5-1 Assignment: Data Timeline

  • Late 2017: Data Migration to New Location

    An SQL database was approved for data storage, management, and analysis during the expansion. The IT system administrator physically transferred the data and the codebook to the new location using a flash drive and then promptly imported it into the new system.
    Data quality is compromised, and potential data loss occurs biasing any further analysis.
  • 2017: Initial Data Analysis

    The original analyst examined the 2017 data to determine whether a lack of medical care was an issue in Alabama and the reasons behind it.
    Results are potentially biased due to the data subset and the inherent response bias of the survey.
  • 2017: BRFSS Data Collection & Initial Dataset

    BRFSS (https://www.cdc.gov/brfss/index.html.) collected nationwide health data via phone surveys. An Alabama-specific subset of heart health risks was then extracted and saved as a CSV. Note: January 2018 data is an outlier/follow-up.
    Sampling and response biases inherent in BRFSS methodology and may impact reliability.
    Data Type: Numerical, Categorical, and Characters
    Initial Data Quality High
  • June 2018: Data Loss & Discrepancy Discovered

    A new data analyst was tasked with reviewing the master data set to identify the top three health concerns that the new facility should prioritize for heart health.
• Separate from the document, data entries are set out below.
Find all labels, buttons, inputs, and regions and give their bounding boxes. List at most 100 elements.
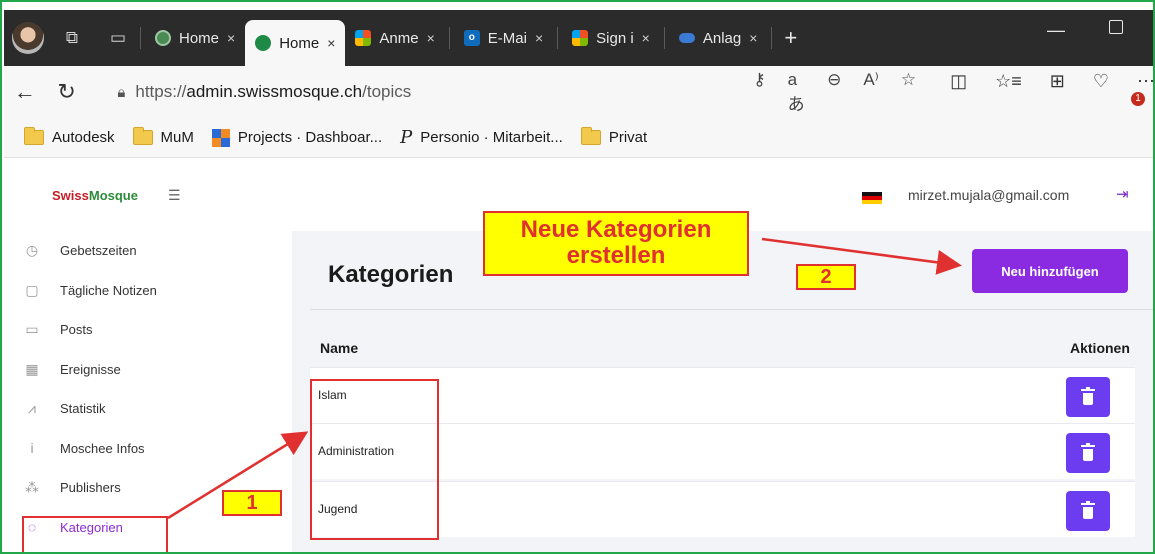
bookmark-privat[interactable]: Privat [580,127,647,146]
sidebar-item-gebetszeiten[interactable]: ◷ Gebetszeiten [4,231,292,271]
close-tab-icon[interactable]: × [749,30,757,46]
globe-favicon-icon [155,30,171,46]
vertical-tabs-icon[interactable]: ▭ [100,28,136,48]
address-tools: ⚷ aあ ⊖ A⁾ ☆ [753,70,916,115]
split-screen-icon[interactable]: ◫ [950,71,967,113]
step-marker-2: 2 [796,264,856,290]
close-tab-icon[interactable]: × [642,30,650,46]
delete-button[interactable] [1066,377,1110,417]
trash-icon [1081,442,1095,461]
bookmarks-bar: Autodesk MuM Projects · Dashboar... P Pe… [4,118,1153,158]
sidebar-item-moschee-infos[interactable]: i Moschee Infos [4,429,292,469]
logout-icon[interactable]: ⇥ [1116,185,1129,203]
browser-tab-bar: ⧉ ▭ Home × Home × Anme × o E-Mai × Sign … [4,10,1153,66]
more-menu-icon[interactable]: ⋯1 [1131,71,1153,113]
url-prefix: https:// [135,82,187,101]
bookmark-personio[interactable]: P Personio · Mitarbeit... [400,127,563,148]
brand-logo[interactable]: SwissMosque [52,188,138,203]
sidebar-item-label: Ereignisse [60,361,121,377]
screenshot-frame: ⧉ ▭ Home × Home × Anme × o E-Mai × Sign … [0,0,1155,554]
step-marker-1: 1 [222,490,282,516]
profile-avatar[interactable] [12,22,44,54]
tab-label: Anlag [702,29,742,47]
clock-icon: ◷ [25,242,39,259]
notification-badge: 1 [1131,92,1145,106]
add-category-button[interactable]: Neu hinzufügen [972,249,1128,293]
sidebar-item-label: Statistik [60,401,106,417]
chat-icon: ▭ [25,321,39,338]
bookmark-label: Projects · Dashboar... [237,129,383,146]
lock-icon[interactable]: 🔒︎ [117,84,125,101]
hamburger-menu-icon[interactable]: ☰ [168,187,181,204]
back-arrow-icon[interactable]: ← [4,79,46,105]
sidebar-item-label: Posts [60,322,93,338]
sidebar-item-ereignisse[interactable]: ▦ Ereignisse [4,350,292,390]
tab-separator [771,27,773,49]
close-tab-icon[interactable]: × [427,30,435,46]
sidebar-item-label: Gebetszeiten [60,243,137,259]
browser-tab[interactable]: Sign i × [562,18,660,58]
note-icon: ▢ [25,281,39,298]
top-strip [2,2,1153,10]
close-tab-icon[interactable]: × [535,30,543,46]
user-email: mirzet.mujala@gmail.com [908,187,1070,203]
favorites-icon[interactable]: ☆≡ [995,71,1022,113]
browser-tab[interactable]: Anme × [345,18,444,58]
folder-icon [580,127,601,145]
swissmosque-favicon-icon [255,35,272,51]
refresh-icon[interactable]: ↻ [46,79,88,105]
german-flag-icon[interactable] [862,192,882,204]
browser-tab[interactable]: Home × [145,18,245,58]
microsoft-favicon-icon [355,30,372,46]
tab-label: Anme [379,29,419,47]
tab-label: E-Mai [487,29,527,47]
browser-tab-active[interactable]: Home × [245,20,346,66]
cloud-favicon-icon [678,33,695,43]
sidebar-item-statistik[interactable]: ⩘ Statistik [4,389,292,429]
projects-icon [211,128,230,147]
close-tab-icon[interactable]: × [227,30,235,46]
url-host: admin.swissmosque.ch [186,82,363,101]
bookmark-mum[interactable]: MuM [132,127,194,146]
delete-button[interactable] [1066,433,1110,473]
read-aloud-icon[interactable]: A⁾ [863,70,879,115]
trash-icon [1081,500,1095,519]
maximize-icon[interactable] [1109,20,1123,34]
health-icon[interactable]: ♡ [1093,71,1109,113]
microsoft-favicon-icon [572,30,589,46]
folder-icon [24,127,44,145]
users-icon: ⁂ [25,479,39,496]
new-tab-icon[interactable]: + [784,25,797,51]
workspaces-icon[interactable]: ⧉ [54,28,90,48]
callout-line-1: Neue Kategorien [520,216,712,243]
address-bar-row: ← ↻ 🔒︎ https://admin.swissmosque.ch/topi… [4,66,1153,118]
key-icon[interactable]: ⚷ [753,70,765,115]
brand-part-2: Mosque [88,187,138,203]
zoom-out-icon[interactable]: ⊖ [827,70,841,115]
tab-separator [140,27,141,49]
sidebar-item-notizen[interactable]: ▢ Tägliche Notizen [4,271,292,311]
delete-button[interactable] [1066,491,1110,531]
trash-icon [1081,386,1095,405]
tab-label: Sign i [596,29,634,47]
bookmark-label: MuM [160,129,194,146]
brand-part-1: Swiss [52,187,89,203]
browser-tab[interactable]: o E-Mai × [454,18,553,58]
favorite-star-icon[interactable]: ☆ [901,70,916,115]
close-tab-icon[interactable]: × [327,35,335,51]
bookmark-projects[interactable]: Projects · Dashboar... [211,128,383,147]
tab-separator [557,27,559,49]
url-field[interactable]: 🔒︎ https://admin.swissmosque.ch/topics [117,82,733,102]
minimize-icon[interactable]: — [1047,20,1065,41]
translate-icon[interactable]: aあ [788,70,805,115]
sidebar-item-posts[interactable]: ▭ Posts [4,310,292,350]
browser-tab[interactable]: Anlag × [669,18,768,58]
sidebar-item-label: Moschee Infos [60,440,145,456]
highlight-box-sidebar [22,516,168,552]
bookmark-autodesk[interactable]: Autodesk [24,127,115,146]
collections-icon[interactable]: ⊞ [1050,71,1065,113]
folder-icon [132,127,153,145]
chart-icon: ⩘ [28,400,36,417]
sidebar-item-label: Tägliche Notizen [60,282,157,298]
column-header-actions: Aktionen [1070,340,1130,356]
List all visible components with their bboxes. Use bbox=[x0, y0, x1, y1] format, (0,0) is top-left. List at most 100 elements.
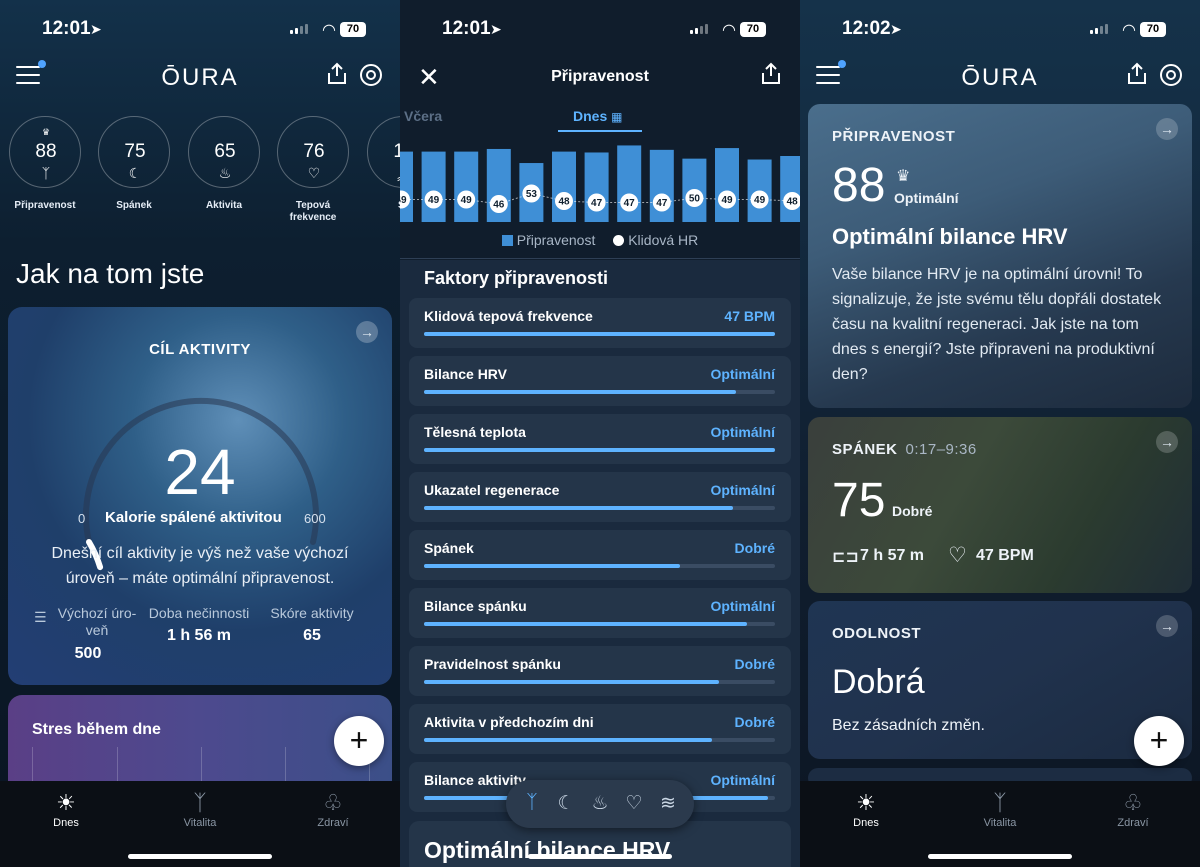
gauge-min: 0 bbox=[78, 511, 86, 526]
score-sleep[interactable]: 75 ☾ Spánek bbox=[97, 116, 171, 212]
sleep-hr: 47 BPM bbox=[976, 547, 1034, 564]
ring-icon[interactable] bbox=[1160, 64, 1182, 86]
stat-label: Skóre aktivity bbox=[270, 605, 354, 621]
factor-value: Optimální bbox=[710, 482, 775, 498]
gauge-label: Kalorie spálené aktivitou bbox=[105, 509, 282, 526]
chart-bar bbox=[400, 151, 413, 222]
stat-inactivity: Doba nečinnosti 1 h 56 m bbox=[144, 605, 254, 645]
sprout-icon: ᛉ bbox=[41, 165, 51, 181]
crown-icon: ♛ bbox=[41, 127, 51, 137]
sun-icon: ☀ bbox=[856, 790, 876, 815]
signal-icon bbox=[1090, 24, 1108, 34]
tab-label: Zdraví bbox=[317, 817, 349, 829]
factor-track bbox=[424, 506, 775, 510]
factor-fill bbox=[424, 506, 733, 510]
tab-today[interactable]: ☀ Dnes bbox=[6, 789, 126, 829]
share-icon[interactable] bbox=[326, 62, 348, 86]
heart-icon[interactable]: ♡ bbox=[622, 792, 646, 815]
factor-value: Optimální bbox=[710, 772, 775, 788]
score-stress[interactable]: 15 ︽ St bbox=[366, 116, 400, 212]
wifi-icon: ◠ bbox=[1122, 22, 1136, 39]
add-button[interactable]: + bbox=[1134, 716, 1184, 766]
flame-icon[interactable]: ♨ bbox=[588, 792, 612, 815]
factor-row[interactable]: Tělesná teplota Optimální bbox=[409, 414, 791, 464]
rhr-label: 53 bbox=[526, 189, 538, 200]
tab-health[interactable]: ♧ Zdraví bbox=[273, 789, 393, 829]
signal-icon bbox=[290, 24, 308, 34]
score-value: 65 bbox=[214, 141, 236, 162]
legend-readiness: Připravenost bbox=[516, 232, 596, 248]
arrow-right-icon[interactable]: → bbox=[1156, 431, 1178, 453]
arrow-right-icon[interactable]: → bbox=[1156, 615, 1178, 637]
factor-value: Optimální bbox=[710, 424, 775, 440]
card-label: PŘIPRAVENOST bbox=[832, 128, 956, 145]
share-icon[interactable] bbox=[760, 62, 782, 86]
header: ✕ Připravenost bbox=[400, 58, 800, 98]
wave-icon[interactable]: ≋ bbox=[656, 792, 680, 815]
signal-icon bbox=[690, 24, 708, 34]
heart-icon: ♡ bbox=[948, 544, 967, 567]
score-label: Připravenost bbox=[14, 200, 76, 211]
tab-vitality[interactable]: ᛉ Vitalita bbox=[140, 789, 260, 829]
factor-value: Dobré bbox=[734, 540, 775, 556]
moon-icon[interactable]: ☾ bbox=[554, 792, 578, 815]
factor-row[interactable]: Bilance spánku Optimální bbox=[409, 588, 791, 638]
score-label: Aktivita bbox=[205, 200, 243, 211]
tab-yesterday[interactable]: Včera bbox=[404, 108, 442, 124]
ring-icon[interactable] bbox=[360, 64, 382, 86]
tab-vitality[interactable]: ᛉ Vitalita bbox=[940, 789, 1060, 829]
stat-value: 500 bbox=[74, 645, 102, 662]
share-icon[interactable] bbox=[1126, 62, 1148, 86]
factor-track bbox=[424, 738, 775, 742]
add-button[interactable]: + bbox=[334, 716, 384, 766]
bed-icon: ⊏⊐ bbox=[832, 549, 859, 566]
readiness-headline: Optimální bilance HRV bbox=[832, 224, 1068, 249]
screen-today: 12:01 ➤ ◠ 70 ŌURA ♛ 88 ᛉ Připravenost 75 ☾ … bbox=[0, 0, 400, 867]
factor-row[interactable]: Aktivita v předchozím dni Dobré bbox=[409, 704, 791, 754]
battery-icon: 70 bbox=[340, 22, 366, 37]
readiness-card[interactable]: → PŘIPRAVENOST 88 ♛ Optimální Optimální … bbox=[808, 104, 1192, 408]
arrow-right-icon[interactable]: → bbox=[356, 321, 378, 343]
factor-row[interactable]: Bilance HRV Optimální bbox=[409, 356, 791, 406]
stat-label: Doba nečinnosti bbox=[148, 605, 250, 621]
stat-label: Výchozí úro-veň bbox=[57, 605, 137, 638]
tab-health[interactable]: ♧ Zdraví bbox=[1073, 789, 1193, 829]
resilience-value: Dobrá bbox=[832, 663, 925, 701]
rhr-label: 49 bbox=[721, 195, 733, 206]
sleep-duration: 7 h 57 m bbox=[860, 547, 925, 564]
factor-row[interactable]: Spánek Dobré bbox=[409, 530, 791, 580]
tab-today[interactable]: ☀ Dnes bbox=[806, 789, 926, 829]
wifi-icon: ◠ bbox=[722, 22, 736, 39]
rhr-label: 49 bbox=[400, 195, 407, 206]
rhr-label: 47 bbox=[624, 198, 636, 209]
home-indicator bbox=[928, 854, 1072, 859]
calendar-icon[interactable]: ▦ bbox=[611, 110, 622, 124]
activity-goal-card[interactable]: → CÍL AKTIVITY 24 0 Kalorie spálené akti… bbox=[8, 307, 392, 685]
sleep-card[interactable]: → SPÁNEK 0:17–9:36 75 Dobré ⊏⊐ 7 h 57 m ♡… bbox=[808, 417, 1192, 593]
metric-switcher: ᛉ ☾ ♨ ♡ ≋ bbox=[506, 780, 694, 828]
factor-fill bbox=[424, 680, 719, 684]
tab-today[interactable]: Dnes ▦ bbox=[573, 108, 622, 124]
factor-row[interactable]: Pravidelnost spánku Dobré bbox=[409, 646, 791, 696]
tab-bar: ☀ Dnes ᛉ Vitalita ♧ Zdraví bbox=[0, 781, 400, 867]
sleep-score: 75 bbox=[832, 474, 886, 527]
sprout-icon[interactable]: ᛉ bbox=[520, 792, 544, 814]
card-label: ODOLNOST bbox=[832, 625, 921, 642]
tab-label: Vitalita bbox=[983, 817, 1017, 829]
status-bar: 12:01 ➤ ◠ 70 bbox=[0, 14, 400, 46]
rhr-label: 47 bbox=[656, 198, 668, 209]
legend-rhr: Klidová HR bbox=[628, 232, 699, 248]
chart-bar bbox=[552, 151, 576, 222]
chart-bar bbox=[584, 152, 609, 222]
factor-value: 47 BPM bbox=[724, 308, 775, 324]
score-activity[interactable]: 65 ♨ Aktivita bbox=[187, 116, 261, 212]
score-heart-rate[interactable]: 76 ♡ Tepová frekvence bbox=[276, 116, 350, 224]
moon-icon: ☾ bbox=[128, 165, 142, 181]
factor-row[interactable]: Ukazatel regenerace Optimální bbox=[409, 472, 791, 522]
score-readiness[interactable]: ♛ 88 ᛉ Připravenost bbox=[8, 116, 82, 212]
factor-value: Dobré bbox=[734, 714, 775, 730]
arrow-right-icon[interactable]: → bbox=[1156, 118, 1178, 140]
tab-label: Zdraví bbox=[1117, 817, 1149, 829]
factor-row[interactable]: Klidová tepová frekvence 47 BPM bbox=[409, 298, 791, 348]
factor-value: Optimální bbox=[710, 598, 775, 614]
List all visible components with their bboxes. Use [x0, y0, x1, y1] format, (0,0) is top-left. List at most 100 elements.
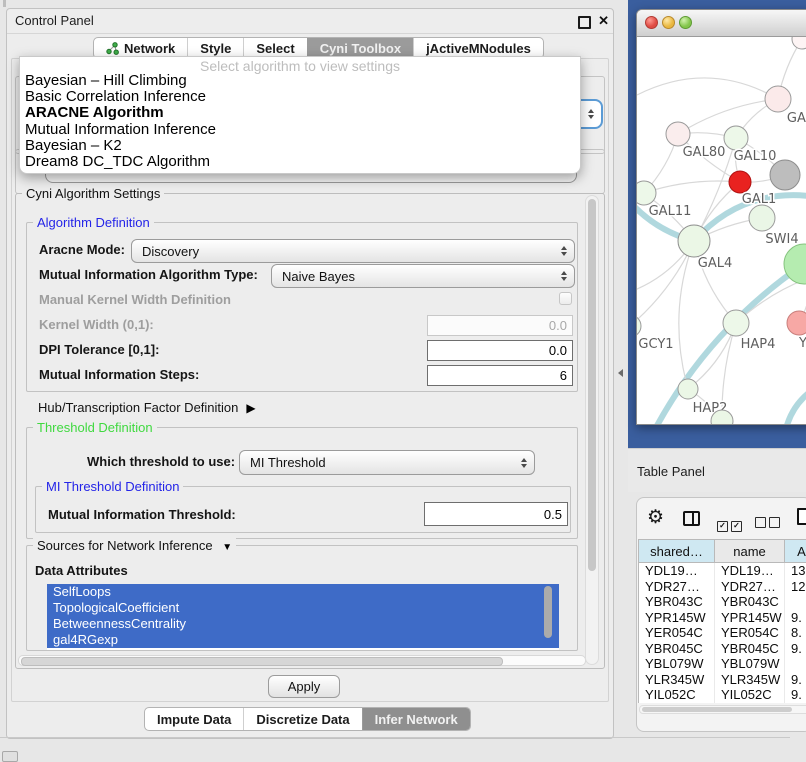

During the data migration process, it was determined that the CSV file contained unreadable characters that the SQL database could not process. As a result, some rows of data failed to import correctly, leading to data loss.
    Severe data loss, reduced sample size, statistical power, and inability to reliably generalize findings.
  • Today: Help Wanted

    The data analyst found discrepancies in the import quantity and sought our assistance in identifying the missing information, analyzing the data's journey, and assessing the impact of data loss on quality. Potential ethical considerations, like HIPPA compliance, will apply.
    Note: Timeline dates are approximate due to scenario/data inconsistencies.